Experts in dermatology review clinical trials for AD treatment and how this data translates into their own practices.
Jonathan I. Silverberg, MD, PhD, MPH: What outcomes should we be looking at in clinical practice? What should our treatment goals be?
Andrew Blauvelt, MD, MBA: I’m not in practice, but I like to recommend things for practitioners. I say, don’t worry about the EASI [Eczema Area and Severity Index]. EASI is too complicated for clinical practice, even though it’s 1 of the main tools we use in trials.
Jonathan I. Silverberg, MD, PhD, MPH: There’s nothing easy about it.
Andrew Blauvelt, MD, MBA: EASI is not easy. I say that BSA [body surface area] is the most important thing for psoriasis. The vIGA [validated Investigator Global Assessment] is the most important thing for atopic dermatitis practitioners. The BSA for AD can go up and down quickly, but in psoriasis, you can see it steadily improve. I’d like the IGA for not only trials but practice. Use numbers: 0 for clear, 1 for almost clear, 2 for mild, 3 for moderate, 4 for severe. It’s simple. You don’t need special training, and you don’t need special training to do 0 to 10 on itch and put those numbers every time. That’s really helpful. I recommend trying to get your patients to 0 or 1 for the global score. Mild is definitely good; if they started at severe, it’s great. But the ideal goal is clear or almost-clear skin and 0 or 1 itch given the drugs we have. If they’re consistently scoring at 2 and 3 in the IGAs and 3, 4, and 5 in the itch, you may think they’re doing well, but there’s room for improvement.
Jonathan I. Silverberg, MD, PhD, MPH: Patients often ask me: what are our treatment goals? I’ll say that I want to get them or their child 100% clear skin and itch-free. How much work are we going to do to get them there? How much of a trade-off, in terms of safety or the laborious regimen that we use, are we willing to take for that? When patients hear that, they think, “Wait, I can get clear? For 20 years, I’ve never been clear.” Or for their child, it’s since birth and never gotten better. But it’s possible, and just planting that seed could be so meaningful.
Elizabeth Swanson, MD: It gives them hope.
Jonathan I. Silverberg, MD, PhD, MPH: In clinical practice, what do you use? Are there any formal tools that you’re using to measure, or is it open-ended questions? Do you set specific treatment goals, or do you let the patients do that?
Elizabeth Swanson, MD: For me, it’s open-ended questions and letting the patients tell me when they’re happy. I don’t use anything more formal than that.
Brad Glick, DO, MPH, FAOCD: I apply clinical trials to the real world. The measures Andy is talking about are very practical. I agree. EASI isn’t easy, and PASI [Psoriasis Area and Severity Index] isn’t easy either, but these are very practical numbers. Dr Swanson, you say 0 is doing great and 10 is doing horribly. These are practical numbers. Our patients and even kids are so smart these days. They’re on iPads all the time, so they understand numbers. Their parents clearly understand numbers. That’s how I do it.

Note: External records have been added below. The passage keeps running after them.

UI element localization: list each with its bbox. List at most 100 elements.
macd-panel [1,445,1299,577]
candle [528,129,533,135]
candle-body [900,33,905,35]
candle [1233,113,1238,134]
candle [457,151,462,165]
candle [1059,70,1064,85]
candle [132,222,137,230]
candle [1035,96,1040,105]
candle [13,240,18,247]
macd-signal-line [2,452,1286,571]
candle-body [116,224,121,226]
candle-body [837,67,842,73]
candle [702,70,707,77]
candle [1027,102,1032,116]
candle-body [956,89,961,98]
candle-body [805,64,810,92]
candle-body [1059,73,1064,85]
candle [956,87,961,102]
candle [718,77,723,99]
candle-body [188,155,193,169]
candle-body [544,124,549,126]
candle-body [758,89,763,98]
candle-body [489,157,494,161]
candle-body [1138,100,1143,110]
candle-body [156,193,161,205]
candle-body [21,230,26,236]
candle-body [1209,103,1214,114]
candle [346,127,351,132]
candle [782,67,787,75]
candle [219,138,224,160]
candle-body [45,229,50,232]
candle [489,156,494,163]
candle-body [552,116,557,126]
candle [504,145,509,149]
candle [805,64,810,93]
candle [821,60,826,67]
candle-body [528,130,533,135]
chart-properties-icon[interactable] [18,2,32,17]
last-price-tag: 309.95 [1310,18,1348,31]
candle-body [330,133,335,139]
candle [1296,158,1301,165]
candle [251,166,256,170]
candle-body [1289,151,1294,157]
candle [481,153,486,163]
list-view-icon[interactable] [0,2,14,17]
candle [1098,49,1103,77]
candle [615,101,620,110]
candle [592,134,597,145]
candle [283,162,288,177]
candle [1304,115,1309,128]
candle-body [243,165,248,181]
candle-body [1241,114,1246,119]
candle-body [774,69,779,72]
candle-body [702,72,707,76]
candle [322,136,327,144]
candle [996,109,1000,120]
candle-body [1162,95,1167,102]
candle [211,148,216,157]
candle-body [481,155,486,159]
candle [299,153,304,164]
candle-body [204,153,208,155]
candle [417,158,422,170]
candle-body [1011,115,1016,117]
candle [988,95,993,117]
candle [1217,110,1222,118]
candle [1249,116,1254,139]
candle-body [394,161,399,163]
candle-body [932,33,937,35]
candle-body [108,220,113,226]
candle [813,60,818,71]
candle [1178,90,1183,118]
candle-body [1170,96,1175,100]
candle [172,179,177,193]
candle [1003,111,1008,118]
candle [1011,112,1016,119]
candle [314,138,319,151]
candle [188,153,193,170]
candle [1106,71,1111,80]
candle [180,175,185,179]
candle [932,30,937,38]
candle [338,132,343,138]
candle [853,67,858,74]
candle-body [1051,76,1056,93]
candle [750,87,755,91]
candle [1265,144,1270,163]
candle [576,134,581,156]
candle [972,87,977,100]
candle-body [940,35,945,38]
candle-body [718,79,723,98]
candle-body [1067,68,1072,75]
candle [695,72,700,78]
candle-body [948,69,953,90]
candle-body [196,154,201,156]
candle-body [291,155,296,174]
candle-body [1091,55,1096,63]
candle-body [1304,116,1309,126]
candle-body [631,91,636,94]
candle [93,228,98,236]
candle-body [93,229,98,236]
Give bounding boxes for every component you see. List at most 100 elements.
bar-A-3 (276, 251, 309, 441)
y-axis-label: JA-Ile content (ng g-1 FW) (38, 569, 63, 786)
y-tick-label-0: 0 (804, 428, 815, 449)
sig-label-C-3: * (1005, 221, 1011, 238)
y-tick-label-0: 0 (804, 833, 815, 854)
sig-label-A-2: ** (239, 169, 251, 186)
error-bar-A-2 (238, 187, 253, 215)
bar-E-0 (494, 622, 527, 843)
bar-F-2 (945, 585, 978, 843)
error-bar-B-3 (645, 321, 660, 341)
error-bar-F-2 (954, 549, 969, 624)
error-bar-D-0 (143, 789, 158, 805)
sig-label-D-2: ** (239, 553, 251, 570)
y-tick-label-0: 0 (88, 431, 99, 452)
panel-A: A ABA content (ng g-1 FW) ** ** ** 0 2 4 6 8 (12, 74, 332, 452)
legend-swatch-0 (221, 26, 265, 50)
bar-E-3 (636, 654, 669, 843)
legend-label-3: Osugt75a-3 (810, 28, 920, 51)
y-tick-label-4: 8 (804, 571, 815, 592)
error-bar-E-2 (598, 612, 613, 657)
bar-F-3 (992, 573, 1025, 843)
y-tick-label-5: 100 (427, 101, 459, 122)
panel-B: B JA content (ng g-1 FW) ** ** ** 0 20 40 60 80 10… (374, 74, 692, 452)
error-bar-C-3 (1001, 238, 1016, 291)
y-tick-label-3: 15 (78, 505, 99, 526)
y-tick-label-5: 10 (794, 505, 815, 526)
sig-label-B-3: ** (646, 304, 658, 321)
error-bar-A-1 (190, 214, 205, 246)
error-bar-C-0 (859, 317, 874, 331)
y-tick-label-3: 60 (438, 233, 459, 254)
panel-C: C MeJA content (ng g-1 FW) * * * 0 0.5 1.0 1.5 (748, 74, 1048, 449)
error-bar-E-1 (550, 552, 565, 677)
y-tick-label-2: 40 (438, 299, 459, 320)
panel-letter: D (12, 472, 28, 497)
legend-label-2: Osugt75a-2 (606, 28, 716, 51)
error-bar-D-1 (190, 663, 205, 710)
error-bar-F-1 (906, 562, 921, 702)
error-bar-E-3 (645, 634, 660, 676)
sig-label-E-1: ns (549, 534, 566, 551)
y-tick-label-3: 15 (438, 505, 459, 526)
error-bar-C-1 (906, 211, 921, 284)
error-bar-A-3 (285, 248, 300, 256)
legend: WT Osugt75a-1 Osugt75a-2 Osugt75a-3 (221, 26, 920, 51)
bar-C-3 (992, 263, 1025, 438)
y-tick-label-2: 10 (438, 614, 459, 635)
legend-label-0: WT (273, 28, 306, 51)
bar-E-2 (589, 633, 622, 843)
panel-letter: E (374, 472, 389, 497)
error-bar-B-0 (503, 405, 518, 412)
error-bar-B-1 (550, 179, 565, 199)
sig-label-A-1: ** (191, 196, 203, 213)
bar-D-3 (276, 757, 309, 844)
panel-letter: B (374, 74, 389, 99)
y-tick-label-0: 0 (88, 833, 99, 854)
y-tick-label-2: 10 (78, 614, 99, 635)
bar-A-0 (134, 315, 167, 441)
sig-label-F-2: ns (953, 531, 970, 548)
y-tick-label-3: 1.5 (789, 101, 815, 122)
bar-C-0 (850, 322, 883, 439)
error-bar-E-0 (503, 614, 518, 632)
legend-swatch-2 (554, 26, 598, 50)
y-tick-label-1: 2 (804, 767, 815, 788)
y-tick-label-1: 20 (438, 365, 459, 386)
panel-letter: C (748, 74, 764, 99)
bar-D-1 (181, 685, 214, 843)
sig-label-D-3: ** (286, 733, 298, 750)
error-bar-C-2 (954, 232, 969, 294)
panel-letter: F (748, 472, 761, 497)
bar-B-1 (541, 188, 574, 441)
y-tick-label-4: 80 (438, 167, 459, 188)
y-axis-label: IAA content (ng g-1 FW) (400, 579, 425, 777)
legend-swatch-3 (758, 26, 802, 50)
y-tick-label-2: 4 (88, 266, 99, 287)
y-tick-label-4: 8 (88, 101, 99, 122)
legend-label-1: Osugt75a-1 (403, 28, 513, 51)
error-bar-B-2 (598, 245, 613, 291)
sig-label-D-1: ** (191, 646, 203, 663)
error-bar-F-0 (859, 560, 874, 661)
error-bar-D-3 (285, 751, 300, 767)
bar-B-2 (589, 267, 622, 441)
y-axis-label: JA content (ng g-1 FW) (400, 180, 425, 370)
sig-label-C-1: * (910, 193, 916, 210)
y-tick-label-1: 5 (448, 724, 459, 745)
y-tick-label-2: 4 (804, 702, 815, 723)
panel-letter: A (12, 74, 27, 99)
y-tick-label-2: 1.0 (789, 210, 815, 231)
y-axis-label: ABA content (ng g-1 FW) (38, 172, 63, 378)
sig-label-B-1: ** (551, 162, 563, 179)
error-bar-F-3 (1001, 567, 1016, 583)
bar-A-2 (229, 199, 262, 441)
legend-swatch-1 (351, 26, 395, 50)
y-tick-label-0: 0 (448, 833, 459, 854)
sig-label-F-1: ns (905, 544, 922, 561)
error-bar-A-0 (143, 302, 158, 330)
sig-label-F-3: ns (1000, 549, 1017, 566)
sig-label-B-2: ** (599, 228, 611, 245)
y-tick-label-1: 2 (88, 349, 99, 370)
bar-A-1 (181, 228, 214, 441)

There’s some gestalt. vIGA is gestalt. When you’re in a room and seeing someone a month after their therapy, maybe they’re on a systemic therapy or on topicals. The skin is a lighter pink, and the itch is down from a 7 to a 3. Maybe we’re going in the right direction, we can keep moving forward. If it’s monotherapy, then you have that fork in the road. You can bridge to a different topical. But I agree with you, Andy. A lot of our patients are sick of topicals. Just as I say that there’s a biologic era and patients are used to injectables, they’re sick of topicals too. We have to use them, but it would be nice to have a linear treatment plan with 1 therapy.